Forgiveness is vital to our emotional health and spiritual survival. Without forgiveness the family becomes a theatre of conflict and a bastion of grievances. Without forgiveness the family becomes sick. Forgiveness is the sterilization of the soul, cleansing the mind and the liberation of the heart. Anyone who does not forgive has no peace of soul and communion with God … He who does not forgive sickens physically, emotionally and spiritually. That is why the family must be a place of life and not of death; an enclave of cure not of disease; a stage of forgiveness and not of guilt. Forgiveness brings joy where sorrow produced pain; and healing, where pain caused disease.  

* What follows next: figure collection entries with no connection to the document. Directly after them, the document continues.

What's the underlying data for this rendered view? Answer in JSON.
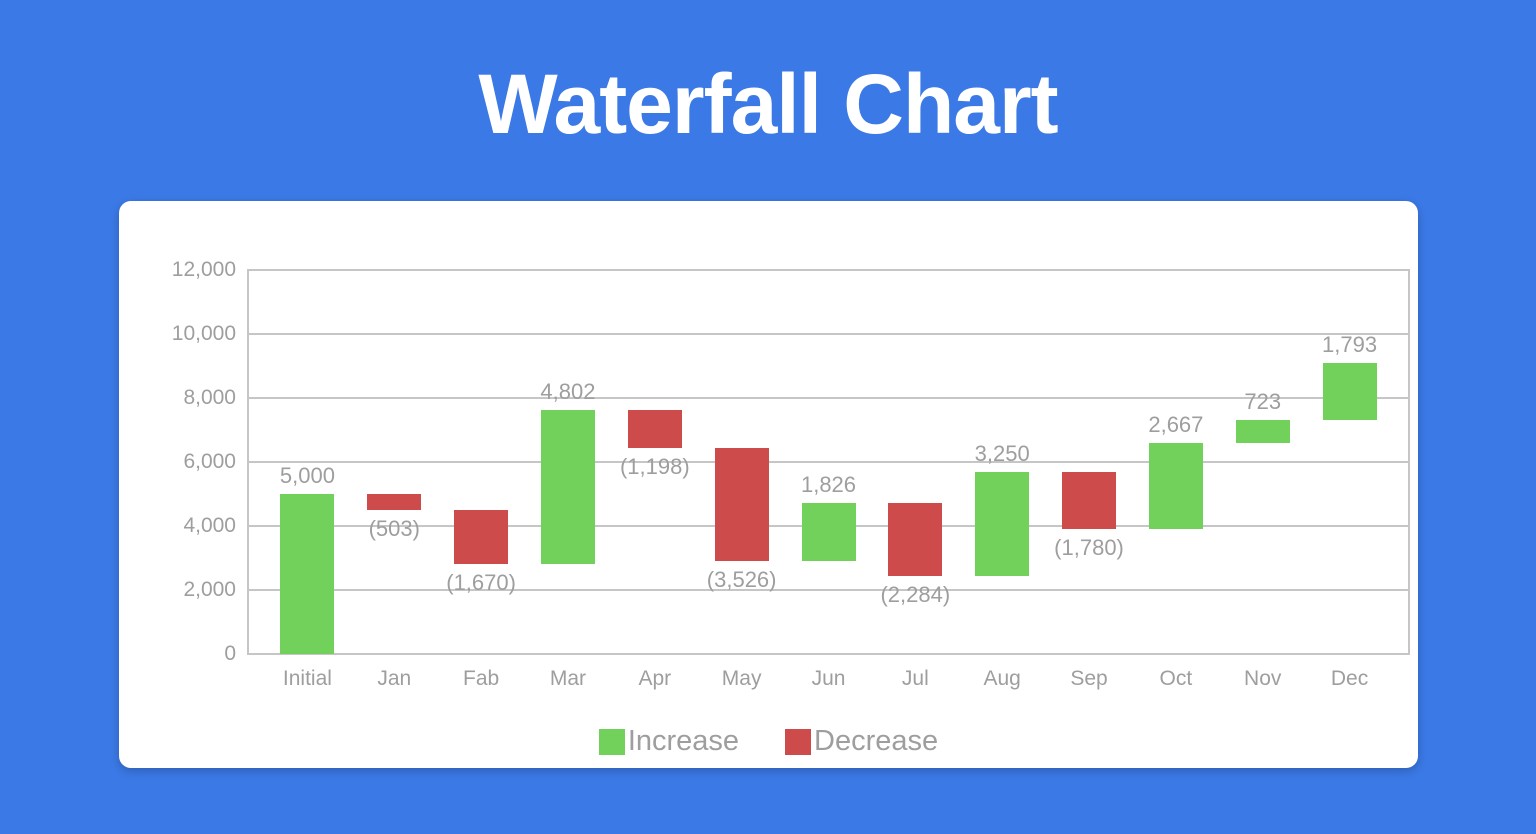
{
  "title": "Waterfall Chart",
  "colors": {
    "background": "#3B79E6",
    "card": "#FFFFFF",
    "increase": "#72D15A",
    "decrease": "#CE4B4B",
    "gridline": "#C6C6C6",
    "label_text": "#9E9E9E",
    "title_text": "#FFFFFF"
  },
  "chart_data": {
    "type": "waterfall",
    "title": "Waterfall Chart",
    "categories": [
      "Initial",
      "Jan",
      "Fab",
      "Mar",
      "Apr",
      "May",
      "Jun",
      "Jul",
      "Aug",
      "Sep",
      "Oct",
      "Nov",
      "Dec"
    ],
    "values": [
      5000,
      -503,
      -1670,
      4802,
      -1198,
      -3526,
      1826,
      -2284,
      3250,
      -1780,
      2667,
      723,
      1793
    ],
    "bar_labels": [
      "5,000",
      "(503)",
      "(1,670)",
      "4,802",
      "(1,198)",
      "(3,526)",
      "1,826",
      "(2,284)",
      "3,250",
      "(1,780)",
      "2,667",
      "723",
      "1,793"
    ],
    "cumulative": [
      5000,
      4497,
      2827,
      7629,
      6431,
      2905,
      4731,
      2447,
      5697,
      3917,
      6584,
      7307,
      9100
    ],
    "yticks": [
      12000,
      10000,
      8000,
      6000,
      4000,
      2000,
      0
    ],
    "ytick_labels": [
      "12,000",
      "10,000",
      "8,000",
      "6,000",
      "4,000",
      "2,000",
      "0"
    ],
    "ylim": [
      0,
      12000
    ],
    "grid": true,
    "legend_position": "bottom",
    "legend": [
      "Increase",
      "Decrease"
    ]
  }
}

Forgiveness is integral in the family because wherever there is more than one person, there are bound to be differences, misunderstandings, hurts and tensions that require forgiveness to rebuild and grow. This is an inescapable fact. Families must rise up to face it positively as St. Paul advises in the Second Reading (Colossians 3: 12-21): “Bear with one another; forgive each other as soon as a quarrel begins. The Lord has forgiven you, now you must do the same.”

St. Luke further reports that Jesus went down with His parents and came to Nazareth and lived under their authority. Thus Jesus lived in obedience to His earthly parents and submitted to their guidance and direction. Obedience, like forgiveness, is integral to family bonding and growth. It is a product of love, for where there is no love, obedience becomes a burden and a duty. With love obedience becomes a gift, freely given out of love, and for the sake of love. There are three crucial pivots in the sustenance of any family: love, obedience and forgiveness. Of these three, love is the primary stand that produces, nourishes and sustains the other two.

As we celebrate the gift of the Holy Family of Jesus, Mary and Joseph today, let us imitate their exemplary qualities and virtues. I pray that our families may be the nurseries, where love is nurtured; gardens where obedience grows, watered by forgiveness so that the flowers of peace, kindness, wisdom and compassion may blossom grow together. Amen.